Kevin liked to joke about the sexual predilections of these celebrities. He went on to say, “You guys have no clue what Hollywood is all about. It’s phony. Smoke and mirrors. A charade. You’ve got guys picking up transvestites. Famous actors you could never in your wildest dreams imagine living in the closet, all ’cause they don’t want to rock the boat. They’re chasing that fame.”
I guess I was lucky that I had no burning desire for transvestites competing with my desire for fame.
The show was hard to find, initially, on the cable dial, but with syndication it grew and grew. Early on, though, people I knew were skeptical. “What’s up with your
show
?” they’d ask, not believing it was ever going to see the light of day.
In all, there were about a dozen of us on the cast. Me and a guy named Rob Magnotti were the only white people. We were all so eager to be a part of the experience—and were all spending so much time together—that racial issues were mainly something that happened on the street, outside the walls of the club. But there were of course some cultural clashes.
When Ye-Ye and I first sat down to work, it was like an armadillo and a cat meeting for the first time and studying one another. He’d never spent that much time with a white person before, and I’d never spent that much time with a black person before.
“Why is your hair like that?” he’d say, making a curious face. “Do you use a blow-dryer? It’s so straight.”
“Why do you use a pick in your hair?” I’d respond. “You pick it and pick it and it always looks the same to me.”
After a while I was simply a member of the cast. So much so that no one had a problem listing their complaints about white people when I was around.
And most of the time I’d find myself agreeing with them, because the more time I spent in Harlem, the more I could see the experience that black people were living. Keep in mind that this is the Harlem of the early nineties, where there were no million-dollar condos and gentrifying white folks.
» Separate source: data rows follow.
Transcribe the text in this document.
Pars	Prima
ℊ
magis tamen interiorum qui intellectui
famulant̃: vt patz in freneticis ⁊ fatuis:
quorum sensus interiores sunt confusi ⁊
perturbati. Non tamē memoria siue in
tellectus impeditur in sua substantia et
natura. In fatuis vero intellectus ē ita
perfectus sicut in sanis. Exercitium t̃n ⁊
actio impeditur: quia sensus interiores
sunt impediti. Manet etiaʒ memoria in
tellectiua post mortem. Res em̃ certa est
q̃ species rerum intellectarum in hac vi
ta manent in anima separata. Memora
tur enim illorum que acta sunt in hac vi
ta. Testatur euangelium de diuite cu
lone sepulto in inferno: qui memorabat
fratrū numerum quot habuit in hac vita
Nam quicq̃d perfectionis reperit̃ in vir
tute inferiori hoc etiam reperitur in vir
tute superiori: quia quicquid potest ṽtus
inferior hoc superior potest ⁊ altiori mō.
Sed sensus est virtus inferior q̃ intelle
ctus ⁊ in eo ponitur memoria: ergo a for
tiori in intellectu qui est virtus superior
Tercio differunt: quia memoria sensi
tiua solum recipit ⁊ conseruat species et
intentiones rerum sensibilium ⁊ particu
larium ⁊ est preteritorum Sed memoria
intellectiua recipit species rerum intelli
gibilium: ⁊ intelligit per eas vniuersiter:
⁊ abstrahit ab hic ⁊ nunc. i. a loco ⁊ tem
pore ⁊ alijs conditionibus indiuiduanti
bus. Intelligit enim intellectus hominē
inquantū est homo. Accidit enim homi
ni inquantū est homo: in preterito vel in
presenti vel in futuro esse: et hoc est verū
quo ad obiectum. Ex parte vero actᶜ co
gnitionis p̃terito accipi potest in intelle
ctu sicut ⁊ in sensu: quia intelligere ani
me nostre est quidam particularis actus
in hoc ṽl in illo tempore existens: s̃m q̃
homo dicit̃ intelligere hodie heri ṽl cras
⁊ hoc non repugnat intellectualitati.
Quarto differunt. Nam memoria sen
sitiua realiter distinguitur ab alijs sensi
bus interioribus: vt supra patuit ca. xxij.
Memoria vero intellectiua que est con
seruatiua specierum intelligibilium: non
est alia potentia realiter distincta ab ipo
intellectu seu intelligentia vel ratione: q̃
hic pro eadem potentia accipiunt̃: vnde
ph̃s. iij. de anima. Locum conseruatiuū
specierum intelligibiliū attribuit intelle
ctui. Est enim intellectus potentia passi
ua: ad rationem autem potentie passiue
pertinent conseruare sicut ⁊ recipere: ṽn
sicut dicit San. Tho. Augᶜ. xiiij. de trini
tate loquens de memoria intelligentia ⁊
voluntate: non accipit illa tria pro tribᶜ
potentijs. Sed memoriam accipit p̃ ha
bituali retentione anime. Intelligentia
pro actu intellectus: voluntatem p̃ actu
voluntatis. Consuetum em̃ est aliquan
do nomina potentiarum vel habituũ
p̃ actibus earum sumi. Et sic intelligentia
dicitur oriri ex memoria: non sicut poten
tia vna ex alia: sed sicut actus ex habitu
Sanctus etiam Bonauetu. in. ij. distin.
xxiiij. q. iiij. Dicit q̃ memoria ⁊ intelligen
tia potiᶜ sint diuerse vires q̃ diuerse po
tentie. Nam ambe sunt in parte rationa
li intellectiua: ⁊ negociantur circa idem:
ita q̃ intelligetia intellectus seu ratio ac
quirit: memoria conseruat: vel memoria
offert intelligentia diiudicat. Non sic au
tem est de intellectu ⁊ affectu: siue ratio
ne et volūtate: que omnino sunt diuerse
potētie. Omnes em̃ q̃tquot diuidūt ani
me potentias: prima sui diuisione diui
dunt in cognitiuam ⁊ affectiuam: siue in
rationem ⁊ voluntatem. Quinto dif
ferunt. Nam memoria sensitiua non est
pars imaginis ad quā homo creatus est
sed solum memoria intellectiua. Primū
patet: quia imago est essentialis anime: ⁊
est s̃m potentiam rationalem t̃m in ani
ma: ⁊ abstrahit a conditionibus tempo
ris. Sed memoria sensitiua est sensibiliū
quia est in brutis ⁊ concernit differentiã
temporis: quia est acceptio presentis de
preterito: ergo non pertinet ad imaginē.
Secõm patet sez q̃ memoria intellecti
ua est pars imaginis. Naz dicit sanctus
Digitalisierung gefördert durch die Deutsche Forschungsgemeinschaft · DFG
I certainly saw some bad behavior up there, but a lot more good, and I was curious as to why the good had always been kept from me growing up.
I liked Harlem, and it didn’t take long to feel a part of the neighborhood. Every day, when I would park my car around the corner from the club, I’d walk by two black women sitting on their porch right across the street from the chicken and waffles place where I liked to eat. Sometimes we’d talk, and if not, then they’d at least give me a shout-out, like, “Hey, what’s up, white boy,” or “Don’t worry about your car, white boy, we’ll keep an eye on it for you,” then they’d laugh and laugh. When they found out I was on the show, they’d say, “You gonna make them laugh today, white boy?” I loved it.